TRANSMIGRASI ZAHRA - 13

7 1 0
                                    

Zahra kini tengah merebahkan tubuhnya di atas ranjang kesayangan miliknya. Merasa sedikit puas dengan keberhasilan rencananya ia tersenyum merekah.

Dia membuka ponselnya melihat foto yang telah diabadikannya tadi.

"Bagus nih buat bahan!" Pikirnya.

"Neng makan sini ada Ayah neng pulang" teriak mbak Lena yang terdengar dari luar pintu kamar.

"Iya mbak" balasnya.

Zahra langsung melempar ponselnya ke atas kasur, berlari-lari menuju meja makan. Terdapat banyak hidangan yang dimasak oleh mbak Lena.

"Tumben masak banyak mbak" tanyanya pada Mbak Lena yang sedang menata piring.

"Iya gapapa neng, semuanya makanan kesukaan neng" Jelasnya.

Zahra berteriak melihat Ayahnya yang keluar dari kamar "Ayah sini makan" ajaknya.

Ayahnya mendekat, duduk dimeja makan. Tak ada jawaban yang terdengar dari Ayahnya.

"Ayah masih kecewa, ya?" Tanya Zahra lesu.

Hening tak ada jawaban.

Tak lama Ayahnya membuka suara "Bagaimana sekolah mu?" Tanyanya.

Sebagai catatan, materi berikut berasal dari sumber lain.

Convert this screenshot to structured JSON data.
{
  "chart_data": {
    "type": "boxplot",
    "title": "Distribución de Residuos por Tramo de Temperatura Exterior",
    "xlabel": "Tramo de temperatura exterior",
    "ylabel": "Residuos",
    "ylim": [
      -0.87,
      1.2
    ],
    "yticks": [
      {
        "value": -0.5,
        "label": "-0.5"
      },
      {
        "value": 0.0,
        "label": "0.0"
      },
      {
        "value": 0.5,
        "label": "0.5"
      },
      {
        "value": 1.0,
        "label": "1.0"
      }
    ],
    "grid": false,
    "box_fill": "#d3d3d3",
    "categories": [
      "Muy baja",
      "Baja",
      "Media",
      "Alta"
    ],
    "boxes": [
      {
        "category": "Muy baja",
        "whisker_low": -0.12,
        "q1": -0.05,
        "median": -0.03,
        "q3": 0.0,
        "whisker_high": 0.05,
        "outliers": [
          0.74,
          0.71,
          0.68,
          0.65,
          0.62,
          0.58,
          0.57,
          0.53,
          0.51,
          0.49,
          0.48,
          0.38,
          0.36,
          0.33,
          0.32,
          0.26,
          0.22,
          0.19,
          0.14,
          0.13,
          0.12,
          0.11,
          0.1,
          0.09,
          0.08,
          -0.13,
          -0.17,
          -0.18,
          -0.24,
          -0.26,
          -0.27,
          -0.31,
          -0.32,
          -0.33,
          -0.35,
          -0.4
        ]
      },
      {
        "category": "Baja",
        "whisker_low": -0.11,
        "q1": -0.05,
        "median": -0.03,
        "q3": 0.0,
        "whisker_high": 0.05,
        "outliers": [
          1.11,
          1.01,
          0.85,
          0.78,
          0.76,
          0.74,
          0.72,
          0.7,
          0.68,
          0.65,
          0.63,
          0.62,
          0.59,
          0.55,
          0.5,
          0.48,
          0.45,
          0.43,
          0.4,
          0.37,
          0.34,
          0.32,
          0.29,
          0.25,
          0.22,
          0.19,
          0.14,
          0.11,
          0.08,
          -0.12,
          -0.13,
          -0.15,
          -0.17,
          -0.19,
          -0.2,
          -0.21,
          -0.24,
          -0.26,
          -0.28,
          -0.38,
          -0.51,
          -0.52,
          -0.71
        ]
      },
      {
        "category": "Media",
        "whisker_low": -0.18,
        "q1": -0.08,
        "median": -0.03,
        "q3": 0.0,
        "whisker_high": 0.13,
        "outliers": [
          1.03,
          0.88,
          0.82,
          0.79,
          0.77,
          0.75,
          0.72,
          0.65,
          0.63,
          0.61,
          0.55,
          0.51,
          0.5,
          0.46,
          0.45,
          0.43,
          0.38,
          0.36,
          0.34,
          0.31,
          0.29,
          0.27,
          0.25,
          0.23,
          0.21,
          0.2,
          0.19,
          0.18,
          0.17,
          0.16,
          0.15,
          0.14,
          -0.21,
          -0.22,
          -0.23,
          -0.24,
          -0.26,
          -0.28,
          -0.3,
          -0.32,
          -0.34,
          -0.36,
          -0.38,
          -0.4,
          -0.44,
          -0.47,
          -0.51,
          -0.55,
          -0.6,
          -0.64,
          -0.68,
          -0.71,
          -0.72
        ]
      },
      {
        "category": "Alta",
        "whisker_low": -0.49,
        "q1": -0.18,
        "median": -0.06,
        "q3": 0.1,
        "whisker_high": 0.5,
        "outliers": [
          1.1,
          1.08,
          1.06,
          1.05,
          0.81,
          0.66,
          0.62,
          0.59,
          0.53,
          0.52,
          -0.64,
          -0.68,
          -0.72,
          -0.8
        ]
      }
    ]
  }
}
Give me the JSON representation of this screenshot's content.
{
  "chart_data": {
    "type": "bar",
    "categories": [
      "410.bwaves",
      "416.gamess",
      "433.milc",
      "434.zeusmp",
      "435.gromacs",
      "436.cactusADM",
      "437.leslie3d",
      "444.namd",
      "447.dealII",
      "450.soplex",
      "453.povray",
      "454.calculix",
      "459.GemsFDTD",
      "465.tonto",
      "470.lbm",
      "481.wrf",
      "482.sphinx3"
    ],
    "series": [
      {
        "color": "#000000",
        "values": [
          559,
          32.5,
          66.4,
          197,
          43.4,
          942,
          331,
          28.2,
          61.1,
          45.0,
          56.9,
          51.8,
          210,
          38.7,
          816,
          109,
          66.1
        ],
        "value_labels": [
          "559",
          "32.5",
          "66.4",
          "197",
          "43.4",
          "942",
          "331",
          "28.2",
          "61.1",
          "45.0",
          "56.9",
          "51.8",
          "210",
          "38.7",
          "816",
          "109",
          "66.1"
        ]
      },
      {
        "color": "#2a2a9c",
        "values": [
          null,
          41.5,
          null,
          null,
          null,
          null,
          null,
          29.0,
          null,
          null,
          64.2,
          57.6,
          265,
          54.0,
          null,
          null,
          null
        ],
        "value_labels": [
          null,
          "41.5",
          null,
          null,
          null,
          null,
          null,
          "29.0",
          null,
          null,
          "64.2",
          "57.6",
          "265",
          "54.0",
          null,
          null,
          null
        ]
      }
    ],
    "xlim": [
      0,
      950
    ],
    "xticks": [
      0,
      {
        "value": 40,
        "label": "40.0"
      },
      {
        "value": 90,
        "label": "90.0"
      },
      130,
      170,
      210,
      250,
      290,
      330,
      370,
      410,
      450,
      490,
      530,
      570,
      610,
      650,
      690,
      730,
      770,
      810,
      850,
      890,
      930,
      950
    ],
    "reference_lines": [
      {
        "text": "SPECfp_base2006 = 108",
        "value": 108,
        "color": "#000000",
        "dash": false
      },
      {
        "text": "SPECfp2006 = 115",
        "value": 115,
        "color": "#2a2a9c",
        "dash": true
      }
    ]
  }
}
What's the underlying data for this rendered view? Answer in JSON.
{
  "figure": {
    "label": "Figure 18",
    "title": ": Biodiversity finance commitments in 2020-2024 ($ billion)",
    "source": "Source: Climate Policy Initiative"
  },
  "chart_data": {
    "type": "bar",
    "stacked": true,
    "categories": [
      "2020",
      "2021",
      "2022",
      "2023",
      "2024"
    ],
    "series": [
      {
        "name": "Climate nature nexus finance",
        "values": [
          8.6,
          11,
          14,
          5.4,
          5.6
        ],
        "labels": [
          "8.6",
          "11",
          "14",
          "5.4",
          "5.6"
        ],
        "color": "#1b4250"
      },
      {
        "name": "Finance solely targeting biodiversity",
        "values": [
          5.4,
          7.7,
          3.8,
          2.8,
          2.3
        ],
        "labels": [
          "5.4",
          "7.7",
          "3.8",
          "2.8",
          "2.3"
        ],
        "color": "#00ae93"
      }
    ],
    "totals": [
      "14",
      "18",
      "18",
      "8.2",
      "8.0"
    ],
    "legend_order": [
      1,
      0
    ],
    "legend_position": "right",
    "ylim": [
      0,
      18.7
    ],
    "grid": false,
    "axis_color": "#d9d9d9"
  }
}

"Baik-baik aja kok yah" jawab Zahra.

"Pilihanmu?" Tanyanya kembali.

"Maaf, Ayah" lirihnya.

"Ayah akan memaafkan mu jika kamu sudah menentukan pilihanmu!" Ucap Ayahnya.

Zahra hanya menunduk lesu. Tak ada lagi obrolan hingga makan malam selesai.

Zahra kembali menuju kamarnya. Gadis itu tengah duduk bersandar dibalkon kamarnya melihat pemandangan langit malam. gelap tanpa adanya bintang dan bulan yang ada hanya hembusan angin menerpa kulit wajahnya.

Matanya ikut terpejam merasakan angin itu terasa dingin menusuk kulitnya pikirannya menerawang jauh pada pilihan yang harus ia tetapkan.

"Gue harus gimanaaaa" Zahra mengacak-acak rambutnya frustasi.

Ceklekk

Pintu kamar terbuka, mbak Lena mendekati Zahra yang sedang duduk termenung dibalkon kamarnya.

"Neng" panggilnya

Zahra hanya melirik sesaat. Kemudian kembali pada lamunannya.

"Neng semua keputusan ada di tangan neng, jangan sampai salah pilih. Neng gak boleh benci ataupun marah pada Ayah neng, ingat semua yang Ayah berikan buat neng itu yang terbaik." Mbak Lena duduk disamping Zahra mencoba menenangkan gadis itu dengan memberikan bahunya untuk tempat bersandar.

"Mbak?"

Mbak Lena meliriknya sekilas.

"Kalo gak ada mbak aku gak tau mesti gimana" lirihnya.

"Makasih ya mbak udah mau rawat aku" lanjutnya berbicara.

"Neng itu udah mbak anggap anak angkat mbak, jadi neng gak usah ragu buat cerita apapun. Pasti mbak dengerin" ucapnya mengusap wajah Zahra dengan lembut.

"Mbak? Kalo aku pindah ke Pesantren nanti mbak sendiri di Rumah" ucapnya.

"Gapapa asal neng nyaman disana" mbak Lena mengelus puncak rambut Zahra.

Zahra tersenyum kembali menatap langit yang gelap.

Tak lama ia menguap tanda sudah mengantuk. Ia kembali merebahkan tubuhnya ke tas ranjang.

"Mbak tutup ya pintunya"

"ya mbak" balasnya.

***

Minggu adalah hari yang sangat ditunggu-tunggu oleh kalangan remaja yang masih bersekolah. Pagi ini cukup cerah, Zahra memutuskan berjalan diterotoan seorang diri, wajahnya terlihat prustasi, kakinya tak tinggal diam menendang nendang bebatuan kecil secara asal.